8. On a worldwide level how has the feedback been to your new album by
fans of underground music?

The Wrathe: So far, people seem to think the record is good... if not,
at least a little odd.

9. What direction do you see your music heading into on future releases?

The Wrathe: I see us maturing our production style while exploring the
new ways to create dark, cinematic, and meaningful music/art.
The Flail: Each song or release we approach with a fairly blank
canvas. We will start with something that we like, whether it’s a
sample, something on synth or guitar, or anything really and build
slowly upon it until it is finished. I can’t speak as to what
directions things will or won’t go, as it is more about allowing the
aether to flow through and carry the sound where it may. Our music
comes from the haze of prophets and wandering madmen.

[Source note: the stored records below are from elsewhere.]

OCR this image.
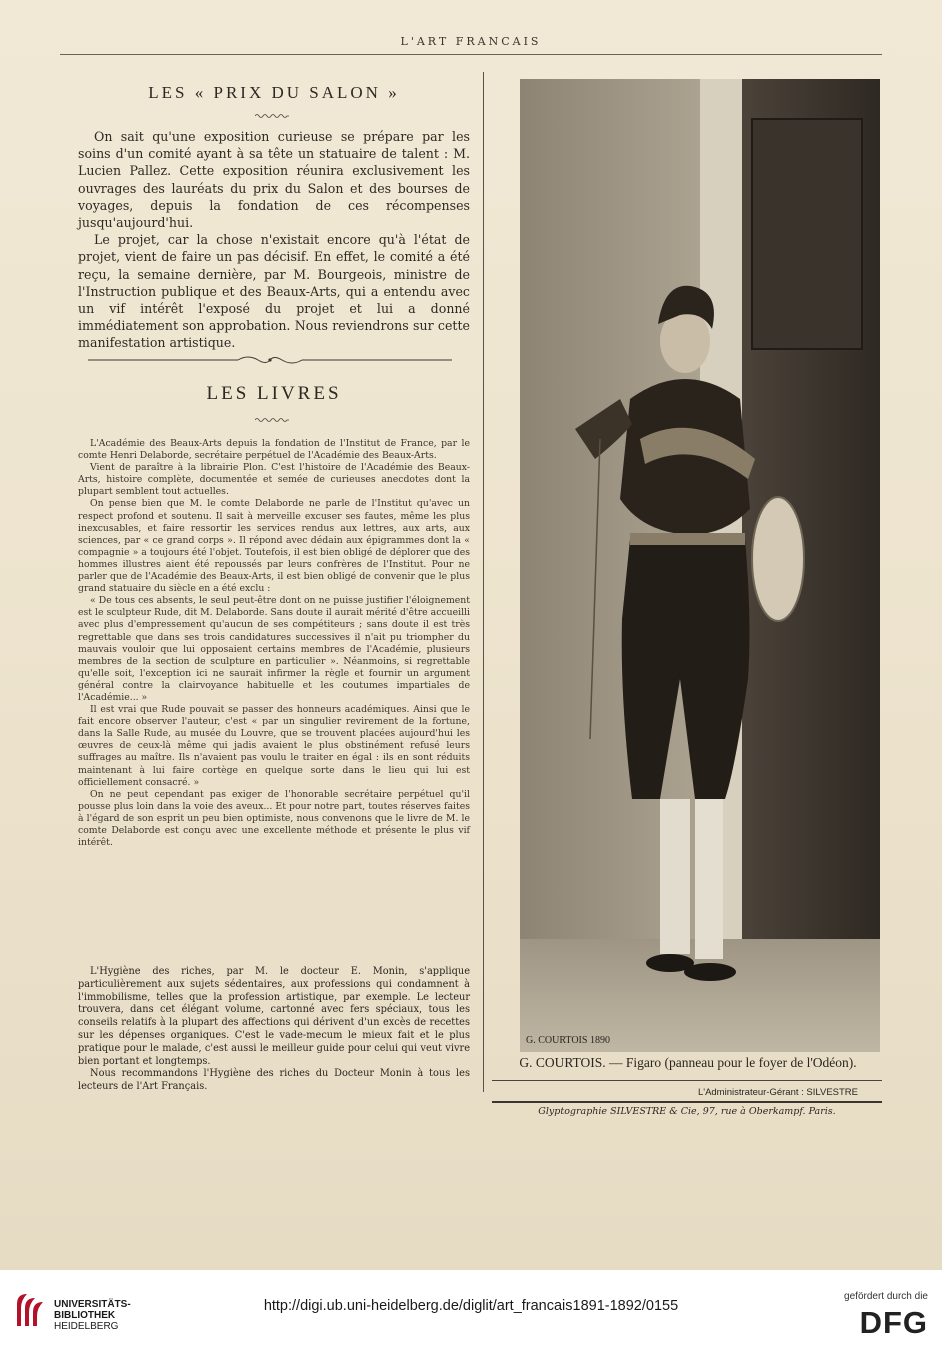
L'ART FRANCAIS
LES « PRIX DU SALON »

On sait qu'une exposition curieuse se prépare par les soins d'un comité ayant à sa tête un statuaire de talent : M. Lucien Pallez. Cette exposition réunira exclusivement les ouvrages des lauréats du prix du Salon et des bourses de voyages, depuis la fondation de ces récompenses jusqu'aujourd'hui.

Le projet, car la chose n'existait encore qu'à l'état de projet, vient de faire un pas décisif. En effet, le comité a été reçu, la semaine dernière, par M. Bourgeois, ministre de l'Instruction publique et des Beaux-Arts, qui a entendu avec un vif intérêt l'exposé du projet et lui a donné immédiatement son approbation. Nous reviendrons sur cette manifestation artistique.

LES LIVRES

L'Académie des Beaux-Arts depuis la fondation de l'Institut de France, par le comte Henri Delaborde, secrétaire perpétuel de l'Académie des Beaux-Arts.

Vient de paraître à la librairie Plon. C'est l'histoire de l'Académie des Beaux-Arts, histoire complète, documentée et semée de curieuses anecdotes dont la plupart semblent tout actuelles.

On pense bien que M. le comte Delaborde ne parle de l'Institut qu'avec un respect profond et soutenu. Il sait à merveille excuser ses fautes, même les plus inexcusables, et faire ressortir les services rendus aux lettres, aux arts, aux sciences, par « ce grand corps ». Il répond avec dédain aux épigrammes dont la « compagnie » a toujours été l'objet. Toutefois, il est bien obligé de déplorer que des hommes illustres aient été repoussés par leurs confrères de l'Institut. Pour ne parler que de l'Académie des Beaux-Arts, il est bien obligé de convenir que le plus grand statuaire du siècle en a été exclu :

« De tous ces absents, le seul peut-être dont on ne puisse justifier l'éloignement est le sculpteur Rude, dit M. Delaborde. Sans doute il aurait mérité d'être accueilli avec plus d'empressement qu'aucun de ses compétiteurs ; sans doute il est très regrettable que dans ses trois candidatures successives il n'ait pu triompher du mauvais vouloir que lui opposaient certains membres de l'Académie, plusieurs membres de la section de sculpture en particulier ». Néanmoins, si regrettable qu'elle soit, l'exception ici ne saurait infirmer la règle et fournir un argument général contre la clairvoyance habituelle et les coutumes impartiales de l'Académie... »

Il est vrai que Rude pouvait se passer des honneurs académiques. Ainsi que le fait encore observer l'auteur, c'est « par un singulier revirement de la fortune, dans la Salle Rude, au musée du Louvre, que se trouvent placées aujourd'hui les œuvres de ceux-là même qui jadis avaient le plus obstinément refusé leurs suffrages au maître. Ils n'avaient pas voulu le traiter en égal : ils en sont réduits maintenant à lui faire cortège en quelque sorte dans le lieu qui lui est officiellement consacré. »

On ne peut cependant pas exiger de l'honorable secrétaire perpétuel qu'il pousse plus loin dans la voie des aveux... Et pour notre part, toutes réserves faites à l'égard de son esprit un peu bien optimiste, nous convenons que le livre de M. le comte Delaborde est conçu avec une excellente méthode et présente le plus vif intérêt.

L'Hygiène des riches, par M. le docteur E. Monin, s'applique particulièrement aux sujets sédentaires, aux professions qui condamnent à l'immobilisme, telles que la profession artistique, par exemple. Le lecteur trouvera, dans cet élégant volume, cartonné avec fers spéciaux, tous les conseils relatifs à la plupart des affections qui dérivent d'un excès de recettes sur les dépenses organiques. C'est le vade-mecum le mieux fait et le plus pratique pour le malade, c'est aussi le meilleur guide pour celui qui veut vivre bien portant et longtemps.

Nous recommandons l'Hygiène des riches du Docteur Monin à tous les lecteurs de l'Art Français.

G. COURTOIS 1890
G. COURTOIS. — Figaro (panneau pour le foyer de l'Odéon).
L'Administrateur-Gérant : SILVESTRE
Glyptographie SILVESTRE & Cie, 97, rue à Oberkampf. Paris.
UNIVERSITÄTS-
BIBLIOTHEK
HEIDELBERG
http://digi.ub.uni-heidelberg.de/diglit/art_francais1891-1892/0155
gefördert durch die
DFG
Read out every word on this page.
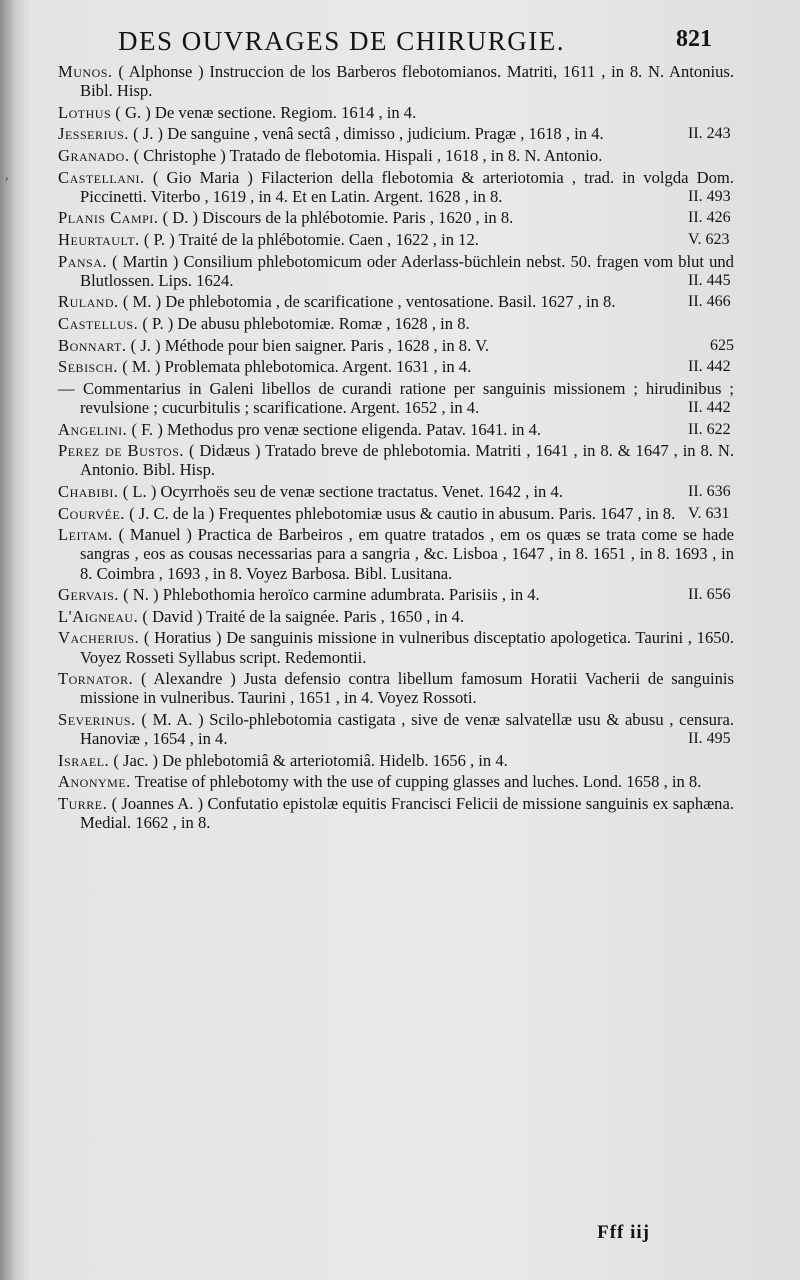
ʼ
DES OUVRAGES DE CHIRURGIE.	821

Munos. ( Alphonse ) Instruccion de los Barberos flebotomianos. Matriti, 1611 , in 8. N. Antonius. Bibl. Hisp.

Lothus ( G. ) De venæ sectione. Regiom. 1614 , in 4.

Jesserius. ( J. ) De sanguine , venâ sectâ , dimisso , judicium. Pragæ , 1618 , in 4.	II. 243

Granado. ( Christophe ) Tratado de flebotomia. Hispali , 1618 , in 8. N. Antonio.

Castellani. ( Gio Maria ) Filacterion della flebotomia & arteriotomia , trad. in volgda Dom. Piccinetti. Viterbo , 1619 , in 4. Et en Latin. Argent. 1628 , in 8.	II. 493

Planis Campi. ( D. ) Discours de la phlébotomie. Paris , 1620 , in 8.	II. 426

Heurtault. ( P. ) Traité de la phlébotomie. Caen , 1622 , in 12.	V. 623

Pansa. ( Martin ) Consilium phlebotomicum oder Aderlass-büchlein nebst. 50. fragen vom blut und Blutlossen. Lips. 1624.	II. 445

Ruland. ( M. ) De phlebotomia , de scarificatione , ventosatione. Basil. 1627 , in 8.	II. 466

Castellus. ( P. ) De abusu phlebotomiæ. Romæ , 1628 , in 8.

Bonnart. ( J. ) Méthode pour bien saigner. Paris , 1628 , in 8. V.	625

Sebisch. ( M. ) Problemata phlebotomica. Argent. 1631 , in 4.	II. 442

— Commentarius in Galeni libellos de curandi ratione per sanguinis missionem ; hirudinibus ; revulsione ; cucurbitulis ; scarificatione. Argent. 1652 , in 4.	II. 442

Angelini. ( F. ) Methodus pro venæ sectione eligenda. Patav. 1641. in 4.	II. 622

Perez de Bustos. ( Didæus ) Tratado breve de phlebotomia. Matriti , 1641 , in 8. & 1647 , in 8. N. Antonio. Bibl. Hisp.

Chabibi. ( L. ) Ocyrrhoës seu de venæ sectione tractatus. Venet. 1642 , in 4.	II. 636

Courvée. ( J. C. de la ) Frequentes phlebotomiæ usus & cautio in abusum. Paris. 1647 , in 8. V. 631

Leitam. ( Manuel ) Practica de Barbeiros , em quatre tratados , em os quæs se trata come se hade sangras , eos as cousas necessarias para a sangria , &c. Lisboa , 1647 , in 8. 1651 , in 8. 1693 , in 8. Coimbra , 1693 , in 8. Voyez Barbosa. Bibl. Lusitana.

Gervais. ( N. ) Phlebothomia heroïco carmine adumbrata. Parisiis , in 4.	II. 656

L'Aigneau. ( David ) Traité de la saignée. Paris , 1650 , in 4.

Vacherius. ( Horatius ) De sanguinis missione in vulneribus disceptatio apologetica. Taurini , 1650. Voyez Rosseti Syllabus script. Redemontii.

Tornator. ( Alexandre ) Justa defensio contra libellum famosum Horatii Vacherii de sanguinis missione in vulneribus. Taurini , 1651 , in 4. Voyez Rossoti.

Severinus. ( M. A. ) Scilo-phlebotomia castigata , sive de venæ salvatellæ usu & abusu , censura. Hanoviæ , 1654 , in 4.	II. 495

Israel. ( Jac. ) De phlebotomiâ & arteriotomiâ. Hidelb. 1656 , in 4.

Anonyme. Treatise of phlebotomy with the use of cupping glasses and luches. Lond. 1658 , in 8.

Turre. ( Joannes A. ) Confutatio epistolæ equitis Francisci Felicii de missione sanguinis ex saphæna. Medial. 1662 , in 8.

Fff iij
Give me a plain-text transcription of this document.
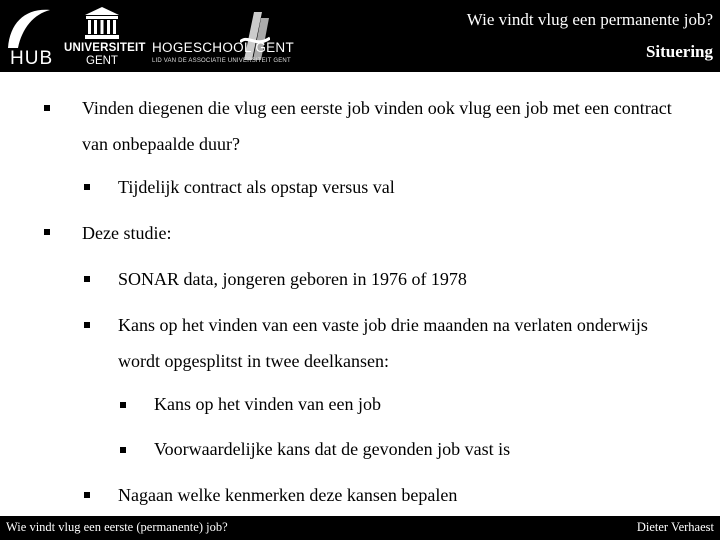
HUB UNIVERSITEIT
GENT
HOGESCHOOL GENT
LID VAN DE ASSOCIATIE UNIVERSITEIT GENT
Wie vindt vlug een permanente job?
Situering
Vinden diegenen die vlug een eerste job vinden ook vlug een job met een contract van onbepaalde duur?
Tijdelijk contract als opstap versus val
Deze studie:
SONAR data, jongeren geboren in 1976 of 1978
Kans op het vinden van een vaste job drie maanden na verlaten onderwijs wordt opgesplitst in twee deelkansen:
Kans op het vinden van een job
Voorwaardelijke kans dat de gevonden job vast is
Nagaan welke kenmerken deze kansen bepalen
Wie vindt vlug een eerste (permanente) job?	Dieter Verhaest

10.What are some bands or musical styles that have influenced your
newer music and also what are you listening to nowadays?

The Flail: As of late, Takahashi Chikuzan, Ustad Bundu Khan, Earth 2,
Götterdämmerung, Bastard Noise, Frank McPeake & Son, The Well Tuned
The Wrathe: The 90s black metal scene is an important influence, but
really it is the odd black metal related projects like Abruptum and
Aghast that loom large. The avant garde/industrial influence on this
band is pretty strong, it manifests itself in different ways. This
year, I've been listening to the new Lustmord and Locrian albums quite
a bit, they're both fantastic.

11.Outside of music what are some of your interests?

The Flail: "Odi et amo. Quare id faciam, fortasse requiris. Nescio.
Sed fieri sentio et excrucior."

12.Any final words or thoughts before we wrap up this interview?

The Wrathe: Many thanks for your interest in our music.